4 Months, 3 Weeks and 2 Days

Susan Granger’s review of “4 Months, 3 Weeks and 2 Days” (IFC Films)

Winner of the Palme d’Or at the 2007 Cannes Film Festival, this is a bleak, low-key, intimate glimpse into the emotional wretchedness of a woman’s life in 1987 during the final days of the communist Ceausescu regime in Romania when abortions were illegal.
College roommates Gabita (Laura Vasiliu) and Otilia (Anamaria Marinca) face a major dilemma. Gabita’s pregnant and Otilia’s agreed to accompany her to have an abortion. But irresponsible Gabita’s jangled nerves require pragmatic Otilia to make most of the arrangements, including buying soap, bartering money and bargaining on the black market for cigarettes. Problem is: Gabita’s not entirely honest about how far along her pregnancy is – and what will be required to convince the bullying black market abortionist, Mr. Bebe (Vlad Ivanov), to do the job.

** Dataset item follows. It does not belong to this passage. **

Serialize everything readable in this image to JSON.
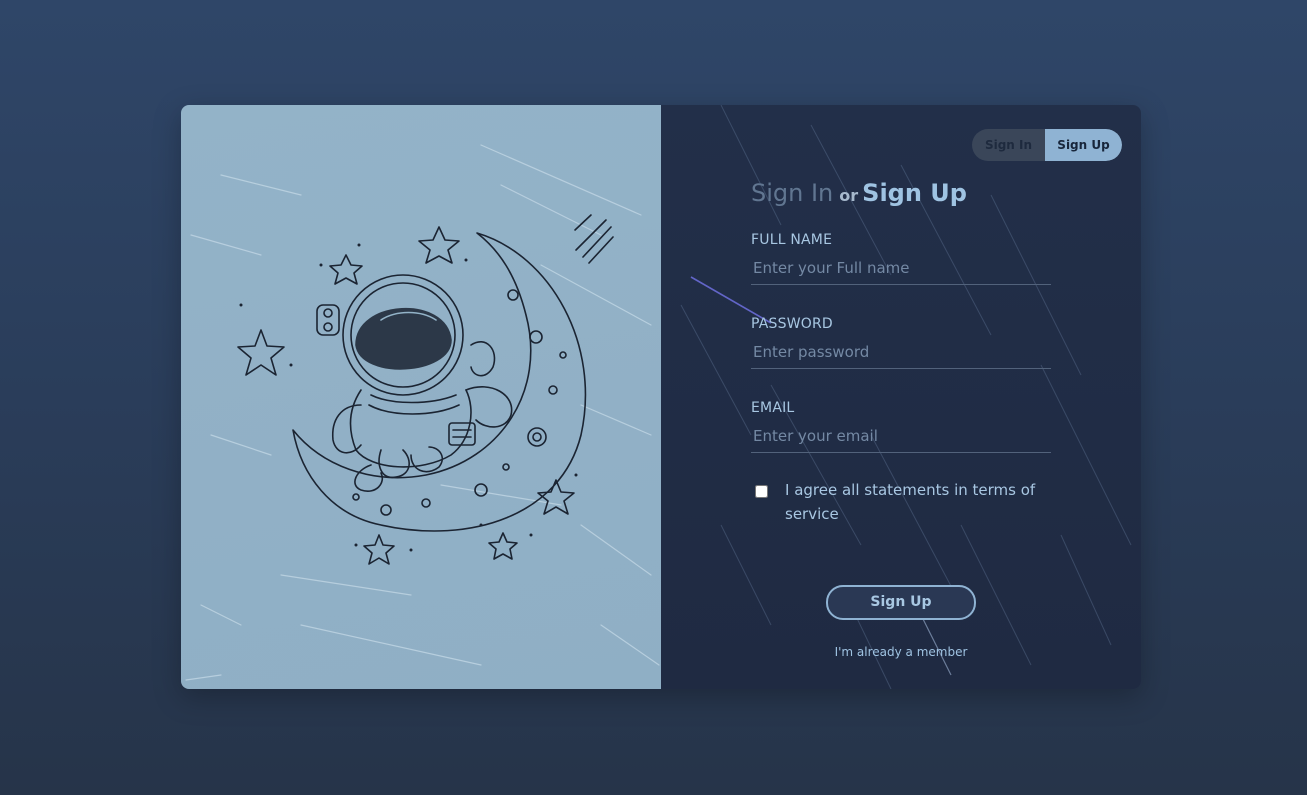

Suspense heightens with Mr. Bebe’s blunt retribution after discovering that Gabita has not followed his precise instructions and Otilia’s reluctant departure to attend her boy-friend’s mother’s birthday party. In that tedious dinner party scene, mindless chatter ironically camouflages Otilia’s simmering inner drama.
Devoted to realism as part of the Romanian New Wave, filmmaker Christian Mungiu shoots each scene in one take with Oleg Mutu’s camera capturing characters as they pass in and out of the frame, along with details like a bus that runs on bomb-like gas cylinders.
What’s most remarkable is the splendid ensemble. Devoid of histrionics, the actors explore their characters softly, yet with chilling authenticity, particularly Anamaria Marinca (“Youth Without Youth”), whose silences speak volumes.
On the Granger Movie Gauge of 1 to 10, “4 Months, 3 Weeks and 2 Days” is a grim, harrowing 8. After the fall of communism in 1989, one of the first measures taken in Romania was to legalize abortion again.